The bark of the Neem tree can be used in natural form, or as a powder.  Ingested as powder, it reduces fever.



The use of 3 grams of the inner bark of nem with 6 grams of jaggery every morning, is very effective in treating piles.


Uses of Neem Flowers
Neem Flowers

Neem Flowers (Image credit: J.M.Garg / Wikipedia)

The white intricate large clusters of blossoms in white have a heavenly fragrance felt miles away while flowering.


Neem flowers, when dried and powdered, also have many uses.  Flowers can be ingested in any form or be applied to the skin as a paste.  They are said to particularly improve digestive, intestinal, and blood conditions.  The flower is used for reducing bile, controlling phlegm, and treating intestinal worms.


The flowers are used in the preparation of special foods for diabetics.

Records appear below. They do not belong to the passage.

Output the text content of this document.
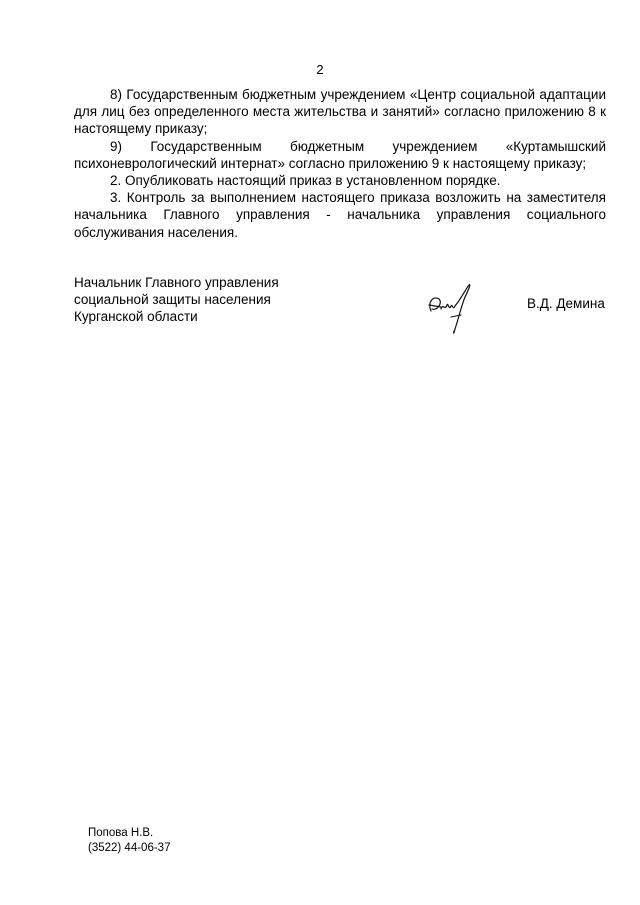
2

8) Государственным бюджетным учреждением «Центр социальной адаптации для лиц без определенного места жительства и занятий» согласно приложению 8 к настоящему приказу;

9) Государственным бюджетным учреждением «Куртамышский психоневрологический интернат» согласно приложению 9 к настоящему приказу;

2. Опубликовать настоящий приказ в установленном порядке.

3. Контроль за выполнением настоящего приказа возложить на заместителя начальника Главного управления - начальника управления социального обслуживания населения.

Начальник Главного управления
социальной защиты населения
Курганской области
В.Д. Демина
Попова Н.В.
(3522) 44-06-37
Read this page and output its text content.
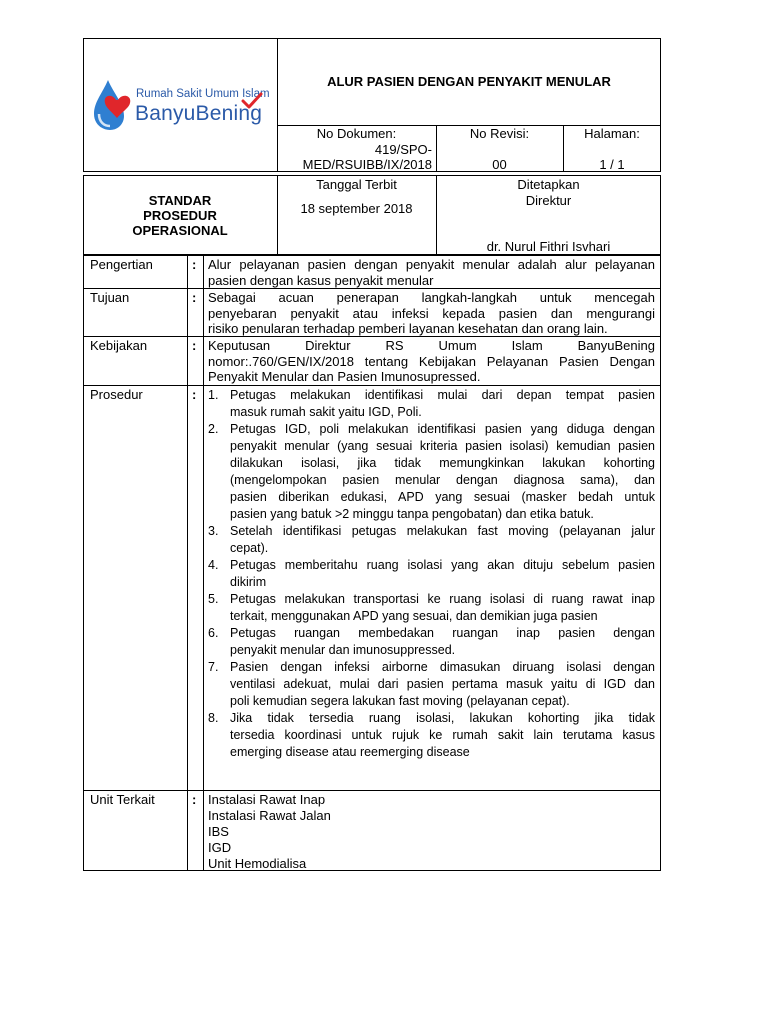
Rumah Sakit Umum Islam
BanyuBening
ALUR PASIEN DENGAN PENYAKIT MENULAR
No Dokumen:
419/SPO-
MED/RSUIBB/IX/2018
No Revisi:
00
Halaman:
1 / 1
STANDAR
PROSEDUR
OPERASIONAL
Tanggal Terbit
18 september 2018
Ditetapkan
Direktur
dr. Nurul Fithri Isvhari
Pengertian	: Alur pelayanan pasien dengan penyakit menular adalah alur pelayanan
pasien dengan kasus penyakit menular
Tujuan	: Sebagai acuan penerapan langkah-langkah untuk mencegah
penyebaran penyakit atau infeksi kepada pasien dan mengurangi
risiko penularan terhadap pemberi layanan kesehatan dan orang lain.
Kebijakan	: Keputusan Direktur RS Umum Islam BanyuBening
nomor:.760/GEN/IX/2018 tentang Kebijakan Pelayanan Pasien Dengan
Penyakit Menular dan Pasien Imunosupressed.
Prosedur	: 1. Petugas melakukan identifikasi mulai dari depan tempat pasien
masuk rumah sakit yaitu IGD, Poli.
2. Petugas IGD, poli melakukan identifikasi pasien yang diduga dengan
penyakit menular (yang sesuai kriteria pasien isolasi) kemudian pasien
dilakukan isolasi, jika tidak memungkinkan lakukan kohorting
(mengelompokan pasien menular dengan diagnosa sama), dan
pasien diberikan edukasi, APD yang sesuai (masker bedah untuk
pasien yang batuk >2 minggu tanpa pengobatan) dan etika batuk.
3. Setelah identifikasi petugas melakukan fast moving (pelayanan jalur
cepat).
4. Petugas memberitahu ruang isolasi yang akan dituju sebelum pasien
dikirim
5. Petugas melakukan transportasi ke ruang isolasi di ruang rawat inap
terkait, menggunakan APD yang sesuai, dan demikian juga pasien
6. Petugas ruangan membedakan ruangan inap pasien dengan
penyakit menular dan imunosuppressed.
7. Pasien dengan infeksi airborne dimasukan diruang isolasi dengan
ventilasi adekuat, mulai dari pasien pertama masuk yaitu di IGD dan
poli kemudian segera lakukan fast moving (pelayanan cepat).
8. Jika tidak tersedia ruang isolasi, lakukan kohorting jika tidak
tersedia koordinasi untuk rujuk ke rumah sakit lain terutama kasus
emerging disease atau reemerging disease
Unit Terkait	: Instalasi Rawat Inap
Instalasi Rawat Jalan
IBS
IGD
Unit Hemodialisa
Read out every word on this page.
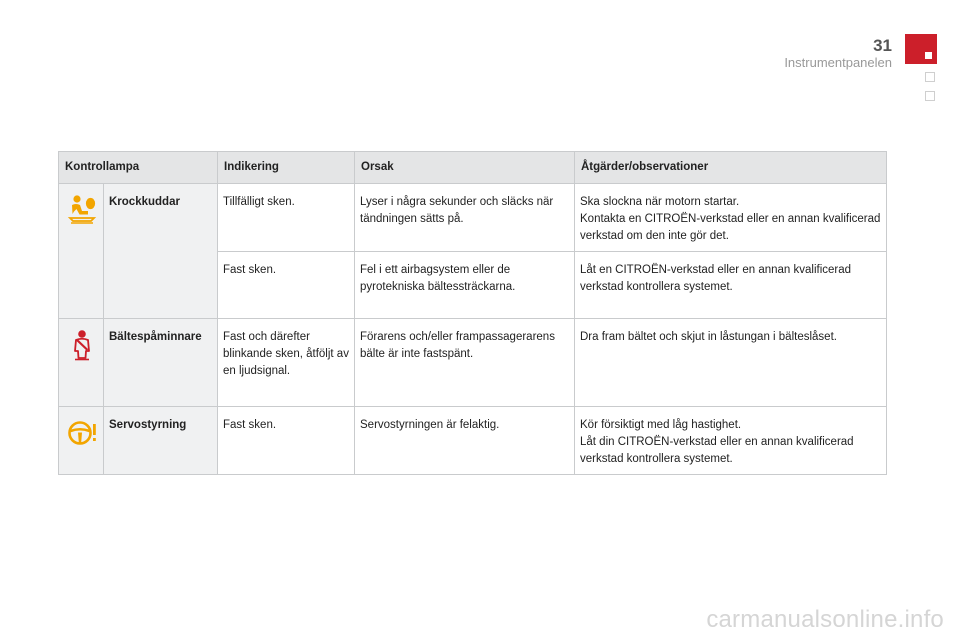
31
Instrumentpanelen
Kontrollampa		Indikering	Orsak	Åtgärder/observationer
	Krockkuddar	Tillfälligt sken.	Lyser i några sekunder och släcks när tändningen sätts på.	Ska slockna när motorn startar.
Kontakta en CITROËN-verkstad eller en annan kvalificerad verkstad om den inte gör det.

		Fast sken.	Fel i ett airbagsystem eller de pyrotekniska bältessträckarna.	Låt en CITROËN-verkstad eller en annan kvalificerad verkstad kontrollera systemet.

	Bältespåminnare	Fast och därefter blinkande sken, åtföljt av en ljudsignal.	Förarens och/eller frampassagerarens bälte är inte fastspänt.	Dra fram bältet och skjut in låstungan i bälteslåset.

	Servostyrning	Fast sken.	Servostyrningen är felaktig.	Kör försiktigt med låg hastighet.
Låt din CITROËN-verkstad eller en annan kvalificerad verkstad kontrollera systemet.
carmanualsonline.info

The flower oil is also used in aromatherapy and has a calming and restorative effect


In the Indian states of Andhra Pradesh and Karnataka, Neem flowers are very popular for their use in ‘Ugadi Pachhadi’ (soup-like pickle), which is made on Ugadi day.


Other Medical Benefits of Neem Tree


Neem bark leaves and seed oil contain Polysaccharides and limonoids, which are beneficial for alleviating cancers and tumours without side effects.



Certain properties of Neem leaf seed, or bark naturally cures arthritis, reducing pain and swelling in joints.  A massage using Neem oil is effective in relieving muscle aches and joints and helps alleviate rheumatism, Osteoarthritis, and lower back pain.


Thus, the Miracle tree Neem is undoubtedly Mother Nature’s greatest gift to Mankind.